I did, and at noon precisely, with all the men watching, he climbed into the trunk and asked me to shut it. I slammed it with a flourish and fastened the clasp. We waited fifteen minutes before we knocked, after fifteen more Captain Joyce flung it open. Ulysses Fitzgerald was not there.’


“What?”


“He disappeared in front of our very eyes and never returned. The search that followed lasted weeks, but he’d gone. We listed him missing in action so his wife would get a pension.”


February 23

I checked the regimental records online. There is a listing.

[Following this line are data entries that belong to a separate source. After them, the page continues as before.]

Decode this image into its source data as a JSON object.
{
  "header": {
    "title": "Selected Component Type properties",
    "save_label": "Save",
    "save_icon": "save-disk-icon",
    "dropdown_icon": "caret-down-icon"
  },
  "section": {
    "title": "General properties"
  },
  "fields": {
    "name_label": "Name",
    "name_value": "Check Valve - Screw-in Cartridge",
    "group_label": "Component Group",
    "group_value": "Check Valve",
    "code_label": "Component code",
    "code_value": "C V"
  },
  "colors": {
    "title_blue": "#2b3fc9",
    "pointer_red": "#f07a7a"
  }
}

‘Corporal Ulysses Fitzgerald, entertainer, missing in Action - Western Highlands Papua New Guinea 1969.’


March 14

Dad fell and was in much pain. I called Mrs Beech to help move him. She forbade it. Doctor Jewitt came and confirmed Mrs Beech had advised correctly. He suspected a broken hip. While we waited for the paramedics, Doctor Jewitt told me to accept this is it. Full-time care in a home will follow the stay in hospital. He said I have done my bit.


I cried.


The paramedics arrived. The first asked in a cheerful voice.

‘Who have we here?’


I addressed her in my best voice.


‘We have Lieutenant Julian Percy. Lover, husband, father, engineer, cold war eavesdropper, mountaineer, hospital administrator, conjuror's assistant, and Man.’